Multi-classification deep neural networks for identification of fish species using camera captured images.

Regular monitoring of the number of various fish species in a variety of habitats is essential for marine conservation efforts and marine biology research. To address the shortcomings of existing manual underwater video fish sampling methods, a plethora of computer-based techniques are proposed. However, there is no perfect approach for the automated identification and categorizing of fish species. This is primarily due to the difficulties inherent in capturing underwater videos, such as ambient changes in luminance, fish camouflage, dynamic environments, watercolor, poor resolution, shape variation of moving fish, and tiny differences between certain fish species.
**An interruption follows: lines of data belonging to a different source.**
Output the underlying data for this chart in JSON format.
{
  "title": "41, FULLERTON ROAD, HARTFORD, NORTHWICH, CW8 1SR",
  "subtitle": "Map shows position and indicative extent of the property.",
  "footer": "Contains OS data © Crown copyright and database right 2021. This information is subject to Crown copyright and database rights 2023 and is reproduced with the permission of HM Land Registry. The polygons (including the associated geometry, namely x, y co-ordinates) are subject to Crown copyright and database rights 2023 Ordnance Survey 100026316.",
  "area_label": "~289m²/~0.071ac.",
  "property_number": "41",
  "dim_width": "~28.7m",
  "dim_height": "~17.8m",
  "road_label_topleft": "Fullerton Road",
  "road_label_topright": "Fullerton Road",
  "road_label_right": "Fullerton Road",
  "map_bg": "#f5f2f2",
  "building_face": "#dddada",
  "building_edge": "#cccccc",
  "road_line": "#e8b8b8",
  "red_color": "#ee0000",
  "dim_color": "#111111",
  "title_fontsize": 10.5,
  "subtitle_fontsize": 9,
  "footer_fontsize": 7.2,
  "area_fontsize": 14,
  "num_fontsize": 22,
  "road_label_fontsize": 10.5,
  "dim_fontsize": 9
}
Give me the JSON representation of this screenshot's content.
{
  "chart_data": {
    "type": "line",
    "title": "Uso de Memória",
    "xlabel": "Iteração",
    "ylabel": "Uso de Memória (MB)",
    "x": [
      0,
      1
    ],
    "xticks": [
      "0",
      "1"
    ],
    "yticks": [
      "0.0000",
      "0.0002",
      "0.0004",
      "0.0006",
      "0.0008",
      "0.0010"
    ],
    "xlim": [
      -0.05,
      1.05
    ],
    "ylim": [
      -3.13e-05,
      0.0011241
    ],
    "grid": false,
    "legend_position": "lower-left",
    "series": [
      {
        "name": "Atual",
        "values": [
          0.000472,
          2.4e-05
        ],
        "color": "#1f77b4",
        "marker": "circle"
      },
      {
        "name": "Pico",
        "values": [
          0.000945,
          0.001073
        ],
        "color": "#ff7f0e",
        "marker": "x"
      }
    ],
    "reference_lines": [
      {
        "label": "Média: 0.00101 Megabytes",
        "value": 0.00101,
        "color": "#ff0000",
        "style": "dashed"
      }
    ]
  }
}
This study has proposed a novel Fish Detection Network (FD_Net) for the detection of nine different types of fish species using a camera-captured image that is based on the improved YOLOv7 algorithm by exchanging Darknet53 for MobileNetv3 and depthwise separable convolution for 3 x 3 filter size in the augmented feature extraction network bottleneck attention module (BNAM). The mean average precision (mAP) is 14.29% higher than it was in the initial version of YOLOv7. The network that is utilized in the method for the extraction of features is an improved version of DenseNet-169, and the loss function is an Arcface Loss. Widening the receptive field and improving the capability of feature extraction are achieved by incorporating dilated convolution into the dense block, removing the max-pooling layer from the trunk, and incorporating the BNAM into the dense block of the DenseNet-169 neural network. The results of several experiments comparisons and ablation experiments demonstrate that our proposed FD_Net has a higher detection mAP than YOLOv3, YOLOv3-TL, YOLOv3-BL, YOLOv4, YOLOv5, Faster-RCNN, and the most recent YOLOv7 model, and is more accurate for target fish species detection tasks in complex environments.